If we strive to understand particular situations (not only general scenarios) according to circumstance and motive, we find that it is inevitable that our mind builds up an inner picture of the interrelationships between the cirumstances, motives and ‘actors’. This happens through our imagination. But where motive is concerned, we need to use the term: moral imagination. Moral imagination reveals to us the deeper context of human actions and reactions. It requires of our mind to enter into the various relative possibilities of action and reaction with empathy. Our deeper feeling and our judgement are nourished. The nuances of context can be grasped and experienced through moral imagination, just like the eye has the ability to experience the nuances of colours in a rainbow, or in a richly- coloured painting.

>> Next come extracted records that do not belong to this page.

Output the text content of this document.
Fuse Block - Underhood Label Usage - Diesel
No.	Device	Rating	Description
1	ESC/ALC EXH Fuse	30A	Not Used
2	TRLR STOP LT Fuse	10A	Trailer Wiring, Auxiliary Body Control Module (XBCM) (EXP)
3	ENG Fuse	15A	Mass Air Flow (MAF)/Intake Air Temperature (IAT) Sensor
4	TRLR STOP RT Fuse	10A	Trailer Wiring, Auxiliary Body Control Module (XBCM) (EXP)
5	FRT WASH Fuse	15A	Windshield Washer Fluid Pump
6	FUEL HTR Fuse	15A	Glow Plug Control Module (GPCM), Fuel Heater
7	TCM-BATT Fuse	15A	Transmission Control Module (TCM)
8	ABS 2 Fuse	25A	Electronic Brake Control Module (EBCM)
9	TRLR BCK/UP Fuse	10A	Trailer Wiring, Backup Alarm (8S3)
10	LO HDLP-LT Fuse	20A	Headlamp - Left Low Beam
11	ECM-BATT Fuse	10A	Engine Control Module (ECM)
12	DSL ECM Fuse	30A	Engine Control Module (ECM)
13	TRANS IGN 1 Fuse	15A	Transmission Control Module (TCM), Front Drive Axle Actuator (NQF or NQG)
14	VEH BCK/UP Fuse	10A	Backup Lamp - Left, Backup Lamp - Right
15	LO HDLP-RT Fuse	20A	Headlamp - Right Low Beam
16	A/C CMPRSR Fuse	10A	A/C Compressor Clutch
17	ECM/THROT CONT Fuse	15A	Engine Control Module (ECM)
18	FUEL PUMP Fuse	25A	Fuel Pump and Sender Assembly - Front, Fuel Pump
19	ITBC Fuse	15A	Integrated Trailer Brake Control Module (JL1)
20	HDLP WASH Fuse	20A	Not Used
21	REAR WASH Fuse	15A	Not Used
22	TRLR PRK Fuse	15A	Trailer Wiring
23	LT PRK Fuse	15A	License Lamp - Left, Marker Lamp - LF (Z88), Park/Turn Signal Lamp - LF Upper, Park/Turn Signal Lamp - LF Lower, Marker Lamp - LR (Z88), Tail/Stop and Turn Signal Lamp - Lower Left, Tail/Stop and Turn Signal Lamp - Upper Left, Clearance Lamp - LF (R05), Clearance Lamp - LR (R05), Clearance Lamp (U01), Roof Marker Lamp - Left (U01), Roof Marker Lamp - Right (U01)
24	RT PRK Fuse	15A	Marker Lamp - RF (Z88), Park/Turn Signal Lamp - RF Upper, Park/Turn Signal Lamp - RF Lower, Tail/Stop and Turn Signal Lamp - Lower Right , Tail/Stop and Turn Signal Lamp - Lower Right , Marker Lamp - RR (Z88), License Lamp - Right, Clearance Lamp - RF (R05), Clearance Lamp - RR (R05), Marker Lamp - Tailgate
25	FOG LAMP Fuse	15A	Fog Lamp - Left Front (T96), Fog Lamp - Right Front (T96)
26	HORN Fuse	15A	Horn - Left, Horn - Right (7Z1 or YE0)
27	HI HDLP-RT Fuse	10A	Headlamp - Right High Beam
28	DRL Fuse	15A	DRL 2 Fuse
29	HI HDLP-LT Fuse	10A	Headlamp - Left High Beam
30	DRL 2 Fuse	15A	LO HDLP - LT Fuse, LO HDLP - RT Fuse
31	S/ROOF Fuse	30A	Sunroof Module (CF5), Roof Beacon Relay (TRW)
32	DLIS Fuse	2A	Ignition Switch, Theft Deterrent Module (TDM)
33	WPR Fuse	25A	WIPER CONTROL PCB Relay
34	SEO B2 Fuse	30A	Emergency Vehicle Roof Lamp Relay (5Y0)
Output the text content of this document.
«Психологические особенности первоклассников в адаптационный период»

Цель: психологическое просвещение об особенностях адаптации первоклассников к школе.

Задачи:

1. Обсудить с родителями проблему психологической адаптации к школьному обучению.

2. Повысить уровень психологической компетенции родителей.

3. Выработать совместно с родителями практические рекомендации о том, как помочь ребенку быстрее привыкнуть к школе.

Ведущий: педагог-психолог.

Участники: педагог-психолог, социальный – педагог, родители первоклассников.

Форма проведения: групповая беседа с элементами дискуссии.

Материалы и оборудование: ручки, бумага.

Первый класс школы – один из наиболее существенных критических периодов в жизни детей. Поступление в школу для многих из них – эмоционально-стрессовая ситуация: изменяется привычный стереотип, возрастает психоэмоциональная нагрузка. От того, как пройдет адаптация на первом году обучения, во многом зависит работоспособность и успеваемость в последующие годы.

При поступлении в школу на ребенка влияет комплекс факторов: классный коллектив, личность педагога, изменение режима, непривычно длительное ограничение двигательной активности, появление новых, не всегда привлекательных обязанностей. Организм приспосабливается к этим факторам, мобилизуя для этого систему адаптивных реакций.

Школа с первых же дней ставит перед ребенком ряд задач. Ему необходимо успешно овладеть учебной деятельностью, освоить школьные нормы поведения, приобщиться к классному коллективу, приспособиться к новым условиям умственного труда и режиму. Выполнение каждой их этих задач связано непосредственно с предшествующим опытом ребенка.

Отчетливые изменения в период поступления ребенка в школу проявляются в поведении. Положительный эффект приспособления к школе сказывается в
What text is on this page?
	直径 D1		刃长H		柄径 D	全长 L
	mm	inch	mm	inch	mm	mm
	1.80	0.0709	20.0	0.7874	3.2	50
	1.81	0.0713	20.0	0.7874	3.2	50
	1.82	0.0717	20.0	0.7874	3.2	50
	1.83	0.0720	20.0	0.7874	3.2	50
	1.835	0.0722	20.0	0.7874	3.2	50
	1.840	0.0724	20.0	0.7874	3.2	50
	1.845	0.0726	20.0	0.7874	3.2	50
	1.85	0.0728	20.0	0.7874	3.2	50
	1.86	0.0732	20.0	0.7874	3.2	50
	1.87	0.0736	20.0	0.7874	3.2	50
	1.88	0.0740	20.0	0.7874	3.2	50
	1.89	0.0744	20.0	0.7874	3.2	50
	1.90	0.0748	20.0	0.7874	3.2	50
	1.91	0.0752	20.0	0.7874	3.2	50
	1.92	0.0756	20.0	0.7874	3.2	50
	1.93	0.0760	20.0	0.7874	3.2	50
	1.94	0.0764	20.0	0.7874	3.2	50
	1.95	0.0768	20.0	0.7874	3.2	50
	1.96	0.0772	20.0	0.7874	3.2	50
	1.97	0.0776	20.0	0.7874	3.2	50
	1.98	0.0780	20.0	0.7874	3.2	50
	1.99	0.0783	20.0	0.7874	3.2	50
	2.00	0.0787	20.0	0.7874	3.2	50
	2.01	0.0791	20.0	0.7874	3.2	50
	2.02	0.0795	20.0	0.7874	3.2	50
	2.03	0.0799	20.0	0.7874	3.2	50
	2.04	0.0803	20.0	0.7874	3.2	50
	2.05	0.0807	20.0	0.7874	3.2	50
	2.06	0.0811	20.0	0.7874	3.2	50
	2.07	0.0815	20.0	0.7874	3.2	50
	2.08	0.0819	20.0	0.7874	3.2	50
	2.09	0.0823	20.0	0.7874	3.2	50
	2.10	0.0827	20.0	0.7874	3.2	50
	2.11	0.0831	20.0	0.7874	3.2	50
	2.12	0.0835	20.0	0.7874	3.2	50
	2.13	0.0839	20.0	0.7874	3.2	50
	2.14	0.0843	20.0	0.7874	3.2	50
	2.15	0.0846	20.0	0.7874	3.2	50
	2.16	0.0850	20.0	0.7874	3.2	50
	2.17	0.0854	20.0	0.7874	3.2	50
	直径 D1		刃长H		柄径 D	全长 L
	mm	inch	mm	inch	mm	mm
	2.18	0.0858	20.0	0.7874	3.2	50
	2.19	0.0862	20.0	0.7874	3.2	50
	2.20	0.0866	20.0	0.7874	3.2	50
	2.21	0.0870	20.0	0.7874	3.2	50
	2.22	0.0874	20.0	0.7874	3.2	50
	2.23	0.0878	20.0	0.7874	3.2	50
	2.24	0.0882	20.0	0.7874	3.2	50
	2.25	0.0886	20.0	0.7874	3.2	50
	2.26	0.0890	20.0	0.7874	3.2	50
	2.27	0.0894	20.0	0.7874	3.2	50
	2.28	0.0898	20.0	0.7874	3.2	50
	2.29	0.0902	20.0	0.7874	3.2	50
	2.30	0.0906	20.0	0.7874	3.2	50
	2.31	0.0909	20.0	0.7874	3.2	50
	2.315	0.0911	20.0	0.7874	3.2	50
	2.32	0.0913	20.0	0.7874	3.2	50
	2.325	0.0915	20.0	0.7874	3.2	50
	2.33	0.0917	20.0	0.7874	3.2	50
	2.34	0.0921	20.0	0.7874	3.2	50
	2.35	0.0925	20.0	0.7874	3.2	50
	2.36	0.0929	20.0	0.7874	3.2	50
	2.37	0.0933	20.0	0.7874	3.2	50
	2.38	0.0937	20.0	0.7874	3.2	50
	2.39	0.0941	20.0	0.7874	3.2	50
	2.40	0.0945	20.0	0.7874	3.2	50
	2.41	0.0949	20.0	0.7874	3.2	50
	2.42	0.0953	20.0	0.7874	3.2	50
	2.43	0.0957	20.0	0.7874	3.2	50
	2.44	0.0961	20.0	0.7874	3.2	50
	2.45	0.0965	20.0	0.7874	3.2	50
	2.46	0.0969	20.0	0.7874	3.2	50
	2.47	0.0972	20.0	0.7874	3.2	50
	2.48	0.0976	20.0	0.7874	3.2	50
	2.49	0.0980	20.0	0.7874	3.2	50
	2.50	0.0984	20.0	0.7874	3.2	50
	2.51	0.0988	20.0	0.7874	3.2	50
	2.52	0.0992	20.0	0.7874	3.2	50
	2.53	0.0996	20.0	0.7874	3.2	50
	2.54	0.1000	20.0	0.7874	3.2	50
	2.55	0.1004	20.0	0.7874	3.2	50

We cannot do without moral imagination if we want to make the right judgement and decision in a difficult human situation or in a difficult ‘case’. Perhaps this was one of the reasons why Albert Einstein maintained that imagination is more important than knowledge.
Moral imagination is one of the keys to understanding the English Common Law system, which appears to be beautifully designed to prevent lawyers from becoming slaves to rigidly codified rules. If one has no motivation to use and excercise the faculty of comparing the similarities and also the differences of circumstances and motives of one case to other cases (normal and healthy practice in common law) – then moral imagination and practical wisdom atrophy. Here the motto: ‘use it or lose it’ is appropriate.
It was for this reason that the common law system rejected the old Saxon code that said that circumstances, intentions and motives were not important. According to the old system, a crime was a crime, because the general rule stated that it was a crime. Clearly practical wisdom should be part of social life. If it is not cultivated in the right way, then, like a muscle that is not used – it atrophies, and its function is lost. This has tragic consequences.
Now, our world has become so sophisticated, that without the practice of practical wisdom, the marriage of feeling and thinking which Plato spoke of when he referred to man’s ordinate affections (regulated feelings) and which C.S. Lewis has reminded us of in his classic book The Abolition of Man, is doomed to end in divorce. This divorce, like all divorces, is bitter – because fixed and omnipotent rules arise (particularly where children are concerned) where there was once freedom of choice.
In addition, practical wisdom is part of a tightly- knit process in which qualities like empathy and self-regulation are interconnected and coupled with other capacities such as moral imagination and memory. This process is not linear at all. Even human speech and the upright carriage play important parts in this tightly-knit system. Our language already tells us about these relationships, since we speak of an ‘upright person’, or a ‘spineless’ person when we want to draw attention to the quality of a persons character.
Where practical wisdom is concerned we are always dealing with the right use of our human capacities. It is only when we learn this right use that, ‘indirectly’ conditions become favourable for pratical wisdom to grow and bear fruit. Misuse and abuse of our highest human faculties leads to the social and psychological disintegration and disillusionment prevalent today.